Where and how an access point (AP) is hung is a simple process that requires planning and logical decision making based on a handful of factors, including the surface material, the mounting type of the access point, and the neighboring entities. Using a combination of proper mounting equipment and precise placement allows for an access point to perform to the best of its ability.
Common Mounting Locations
Typically, APs are mounted to ceiling grid tiles. These tiles are best for installing APs since they are easy to maneuver around and drill through. However, APs still need to be installed in buildings without ceiling grids. Buildings with generators or batteries often have concrete ceilings to protect the power supply equipment from any possible structural damage. For these types of buildings, it is best to mount the access point to an I-Beam, an existing conduit, or a Unistrut. Mounting to these structures is fairly simple, but a bit of planning is required in order to guarantee that the access point’s propagation will not be interfered with. Finally, while uncommon, we do sometimes have to install access points in buildings with hard ceilings, constructed out of drywall or wood.
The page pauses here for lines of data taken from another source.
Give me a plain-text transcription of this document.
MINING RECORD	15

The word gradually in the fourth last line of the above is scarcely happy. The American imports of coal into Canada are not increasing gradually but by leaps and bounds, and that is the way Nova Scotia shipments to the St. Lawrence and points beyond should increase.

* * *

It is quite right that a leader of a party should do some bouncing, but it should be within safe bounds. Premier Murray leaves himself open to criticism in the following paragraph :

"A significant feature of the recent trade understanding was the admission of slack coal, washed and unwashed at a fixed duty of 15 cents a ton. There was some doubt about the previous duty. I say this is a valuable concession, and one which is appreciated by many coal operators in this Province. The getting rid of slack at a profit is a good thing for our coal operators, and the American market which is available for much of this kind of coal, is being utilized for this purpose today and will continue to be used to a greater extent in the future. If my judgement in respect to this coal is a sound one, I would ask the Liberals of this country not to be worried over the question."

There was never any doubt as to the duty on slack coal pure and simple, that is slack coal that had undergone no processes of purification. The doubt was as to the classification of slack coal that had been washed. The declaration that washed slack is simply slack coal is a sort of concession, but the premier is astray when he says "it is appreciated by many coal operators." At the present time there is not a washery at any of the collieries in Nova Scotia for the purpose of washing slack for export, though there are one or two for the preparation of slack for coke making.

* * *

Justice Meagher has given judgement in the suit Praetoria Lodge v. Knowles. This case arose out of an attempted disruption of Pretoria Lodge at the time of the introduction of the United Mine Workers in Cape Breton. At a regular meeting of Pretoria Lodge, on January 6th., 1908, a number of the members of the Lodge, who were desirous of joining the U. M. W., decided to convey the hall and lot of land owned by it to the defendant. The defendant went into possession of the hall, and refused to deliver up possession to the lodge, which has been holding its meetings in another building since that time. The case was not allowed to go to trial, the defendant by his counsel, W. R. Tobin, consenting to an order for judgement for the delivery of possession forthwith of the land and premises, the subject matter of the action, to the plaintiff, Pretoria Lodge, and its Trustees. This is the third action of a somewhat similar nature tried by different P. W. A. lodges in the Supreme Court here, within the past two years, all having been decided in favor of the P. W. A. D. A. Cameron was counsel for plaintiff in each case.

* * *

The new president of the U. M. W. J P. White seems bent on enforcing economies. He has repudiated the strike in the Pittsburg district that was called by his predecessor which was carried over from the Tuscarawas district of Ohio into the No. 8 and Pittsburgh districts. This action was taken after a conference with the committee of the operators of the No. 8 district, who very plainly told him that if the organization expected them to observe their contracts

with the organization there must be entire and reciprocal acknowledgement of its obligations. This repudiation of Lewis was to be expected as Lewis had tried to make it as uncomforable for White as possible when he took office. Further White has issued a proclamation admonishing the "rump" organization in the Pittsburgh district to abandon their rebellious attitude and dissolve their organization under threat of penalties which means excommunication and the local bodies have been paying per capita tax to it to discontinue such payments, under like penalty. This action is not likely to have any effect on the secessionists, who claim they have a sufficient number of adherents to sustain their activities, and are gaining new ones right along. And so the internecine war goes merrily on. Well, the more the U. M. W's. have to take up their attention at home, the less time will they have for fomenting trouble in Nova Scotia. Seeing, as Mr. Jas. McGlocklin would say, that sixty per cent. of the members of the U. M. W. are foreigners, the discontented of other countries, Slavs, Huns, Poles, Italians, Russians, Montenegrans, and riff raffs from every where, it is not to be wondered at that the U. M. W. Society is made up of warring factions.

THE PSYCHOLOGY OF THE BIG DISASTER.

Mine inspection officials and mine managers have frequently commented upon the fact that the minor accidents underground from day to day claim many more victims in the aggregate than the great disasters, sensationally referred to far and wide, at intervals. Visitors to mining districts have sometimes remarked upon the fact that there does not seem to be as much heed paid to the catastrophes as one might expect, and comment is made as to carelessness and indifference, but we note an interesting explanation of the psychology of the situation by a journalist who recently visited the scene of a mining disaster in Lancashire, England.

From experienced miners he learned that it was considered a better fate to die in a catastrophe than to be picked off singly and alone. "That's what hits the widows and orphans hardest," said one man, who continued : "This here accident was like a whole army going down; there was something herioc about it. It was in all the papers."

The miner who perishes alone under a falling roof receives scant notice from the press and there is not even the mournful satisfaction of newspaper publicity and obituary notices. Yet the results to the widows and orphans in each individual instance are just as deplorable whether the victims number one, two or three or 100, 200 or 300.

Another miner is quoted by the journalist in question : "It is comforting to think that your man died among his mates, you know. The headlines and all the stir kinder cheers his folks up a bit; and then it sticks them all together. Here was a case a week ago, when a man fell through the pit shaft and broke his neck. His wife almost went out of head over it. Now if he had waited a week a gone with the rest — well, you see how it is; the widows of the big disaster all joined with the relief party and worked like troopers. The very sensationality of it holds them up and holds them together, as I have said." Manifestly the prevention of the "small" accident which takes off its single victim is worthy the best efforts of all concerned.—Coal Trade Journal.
When mounting an access point to a grid system ceiling, a traditional grid clip and bracket combination is used, both of which typically come with the access point. Most business and government facilities will be able to accommodate ceiling-mounted access points. However, if a standard mounting technique cannot be used, there are ways to mount an access point to the wall. A wall mounted AP will usually require an additional mount from the manufacturer. These typically have a brace that supports the access point and allows it to lock into place, while the mount is secured into a stud in the wall. Another option is a right-angle mounting box which is a triangular box that allows for an access point to be mounted onto it while still being at its designed angle placement for the antenna. Wall-mounted access point are commonly found in hotels, warehouses, and houses since it is easier to access cable paths in the walls than in the ceilings.
Another determining factor for deciding where to place the access point, whether it be on a wall, ceiling grid, inside the ceiling, or to a non-standard mount, is the cable path. Not every building is built the same, and sometimes it is not possible to create a cable path in the ceiling. There are times where a cable path from the access point to the telecom closet is only possible through access panels and holes in the wall. In this case, it is best to use a wall-mounted access point so that the wire can be hidden and the overall installation will be clean and smooth. Mounting an access point to the ceiling when there is no direct cable path will just complicate the installation.
When installing an access point, it is important to be conscious of its surroundings. You wouldn’t want the access point to block an exit sign, would you? There are numerous objects both above and below the ceiling to be aware of when placing an access point. Before mounting new APs, it is imperative to be aware of all sprinklers, fire alarms, exit signs, lights, HVAC systems, security cameras, and existing access points so that nothing interferes with the new hardware. Ideally, APs should be mounted to an open section of the ceiling so that there is at least one tile between the AP and any obstructing objects. If a situation arises where this rule of thumb cannot be followed, place the access point as far away as possible from the obstruction.
All in all, hanging an access point is a simple task, but it does require some planning to ensure that the device is installed properly. If these standards are not followed, an access point runs the risk of becoming damaged from surrounding obstructions or even falling because the wrong hardware and mounting type were used.